Oh, the irony. During the debate on Hurricane Sandy relief, some Republicans objected to the pork included in the funding — money for fisheries in Alaska, for instance, which was thousands of miles from the impact zone, and Washington DC museum roof repair that had nothing to do with the hurricane. Even while Michael Bloomberg told New Yorkers that their frustration over the funding debate should be aimed at the porkers in Congress, New Jersey Governor Chris Christie blasted his fellow Republicans over their reluctance to support the emergency relief bill, 25% of which went to pork.
A year later, federal investigators are looking into Christie’s handling of the cash:
Just days after dismissing two top advisers for their roles in the George Washington Bridge scandal, New Jersey Gov. Chris Christie is facing questions over the use of Superstorm Sandy relief funds.
CNN has learned that federal officials are investigating whether Christie improperly used those relief funds to produce tourism ads that starred him and his family. …
In the new probe, federal auditors will examine New Jersey’s use of $25 million in Sandy relief funds for a marketing campaign to promote tourism at the Jersey Shore after Sandy decimated the state’s coastline in late 2012, New Jersey Democratic Rep. Frank Pallone told CNN.

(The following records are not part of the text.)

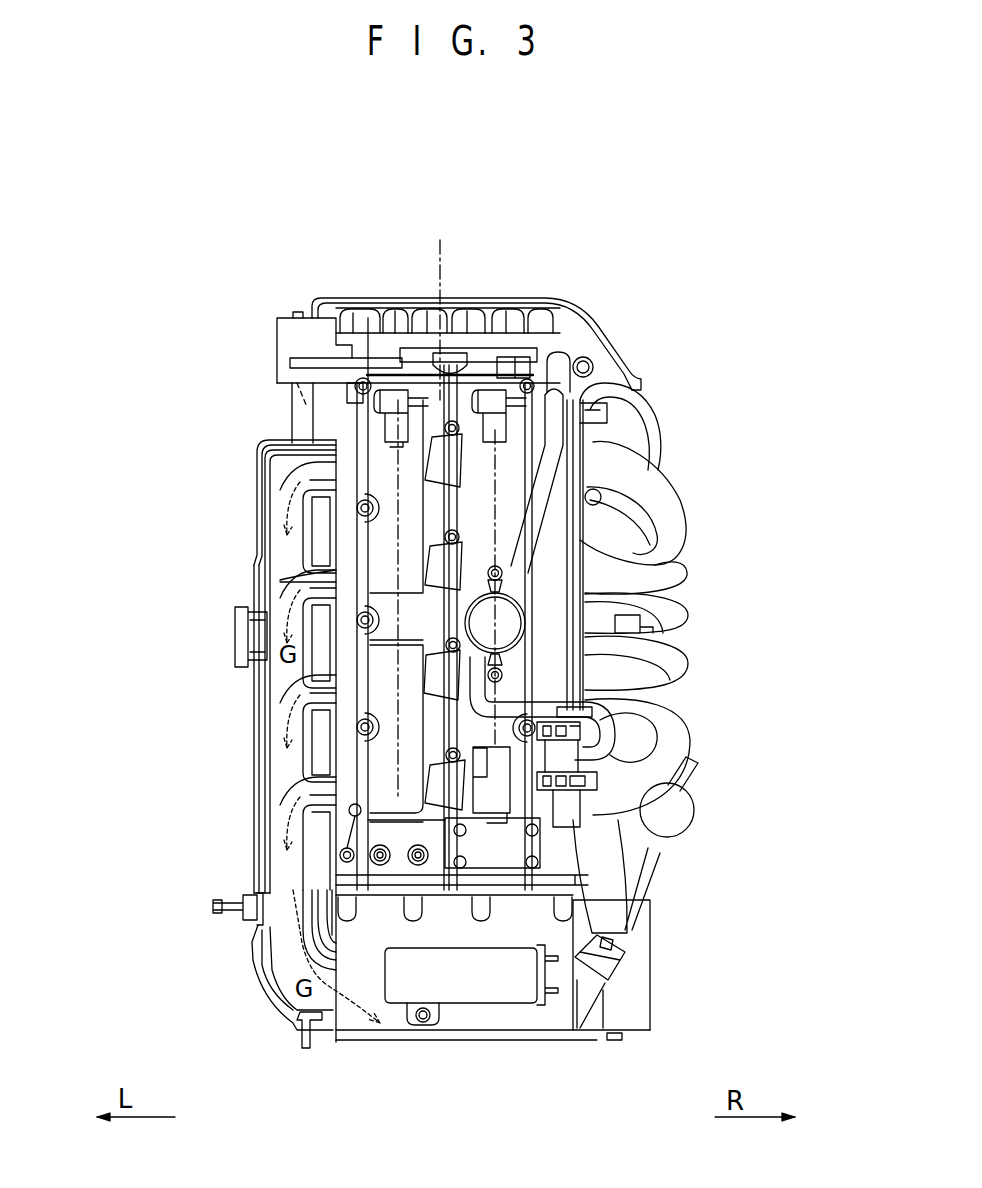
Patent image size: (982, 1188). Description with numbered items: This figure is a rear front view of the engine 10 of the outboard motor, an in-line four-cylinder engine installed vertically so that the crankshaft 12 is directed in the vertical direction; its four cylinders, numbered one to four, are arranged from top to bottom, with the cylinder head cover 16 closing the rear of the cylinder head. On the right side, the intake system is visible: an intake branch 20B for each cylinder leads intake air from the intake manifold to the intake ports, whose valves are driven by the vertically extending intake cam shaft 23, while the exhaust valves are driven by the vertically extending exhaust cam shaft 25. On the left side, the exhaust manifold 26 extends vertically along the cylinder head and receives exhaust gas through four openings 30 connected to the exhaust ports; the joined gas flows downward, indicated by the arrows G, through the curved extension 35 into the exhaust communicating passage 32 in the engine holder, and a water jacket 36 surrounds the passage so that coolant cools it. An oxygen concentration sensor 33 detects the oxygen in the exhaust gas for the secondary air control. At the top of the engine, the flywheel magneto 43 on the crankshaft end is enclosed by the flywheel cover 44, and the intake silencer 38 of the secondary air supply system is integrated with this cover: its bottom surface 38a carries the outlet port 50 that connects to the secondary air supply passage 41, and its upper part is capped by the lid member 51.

The engine 10 is at (595, 253).
The crankshaft 12 is at (437, 250).
The cylinder head cover 16 is at (593, 540).
The intake branch 20B is at (660, 455).
The intake cam shaft 23 is at (606, 470).
The exhaust cam shaft 25 is at (398, 530).
The exhaust manifold 26 is at (258, 743).
The opening 30 is at (345, 473).
The exhaust communicating passage 32 is at (393, 1023).
The oxygen concentration sensor 33 is at (223, 915).
The extension 35 is at (270, 980).
The water jacket 36 is at (256, 560).
The intake silencer 38 is at (285, 330).
The bottom surface 38a is at (278, 390).
The secondary air supply passage 41 is at (293, 430).
The flywheel magneto 43 is at (388, 322).
The flywheel cover 44 is at (350, 298).
The outlet port 50 is at (290, 405).
The lid member 51 is at (297, 312).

In an August letter, Pallone asked the Department of Housing and Urban Development inspector general to look into how Christie chose to spend the marketing money approved by the department. …
Pallone wrote that he was concerned about the bidding process for the firm awarded the marketing plan; the winning firm is charging the state about $2 million more than the next lowest bidder. The winning $4.7 million bid featured Christie and his family in the advertisements while the losing $2.5 million proposal did not feature the Christies.
Had the Sandy relief funding been distributed on time, this may not have had much resonance. However, despite Congress approving more than $50 billion in aid (and pork), many of Sandy’s victims are still without the relief funds they need. That gives Pallone a big political opening, regardless of what he says about politics not playing a part in it, but it doesn’t necessarily make him wrong about pushing the probe either.
What about the Republicans? Christie burned a lot of bridges in that debate, and in his embrace (literally) of Obama in those final days of the 2012 election. Ironically, it’s the Obama administration that is widening its probe into the use of those funds now. Don’t expect too many Republicans to rush to Christie’s side in this fight, except to point out that the $2.2 million difference between the two advertising campaign proposals amounts to 0.041% of the porkfest Barack Obama and Chris Christie demanded from Congress for Sandy relief. There may be a lot of reasons why victims haven’t seen their Sandy aid yet, but this ad campaign isn’t one of them.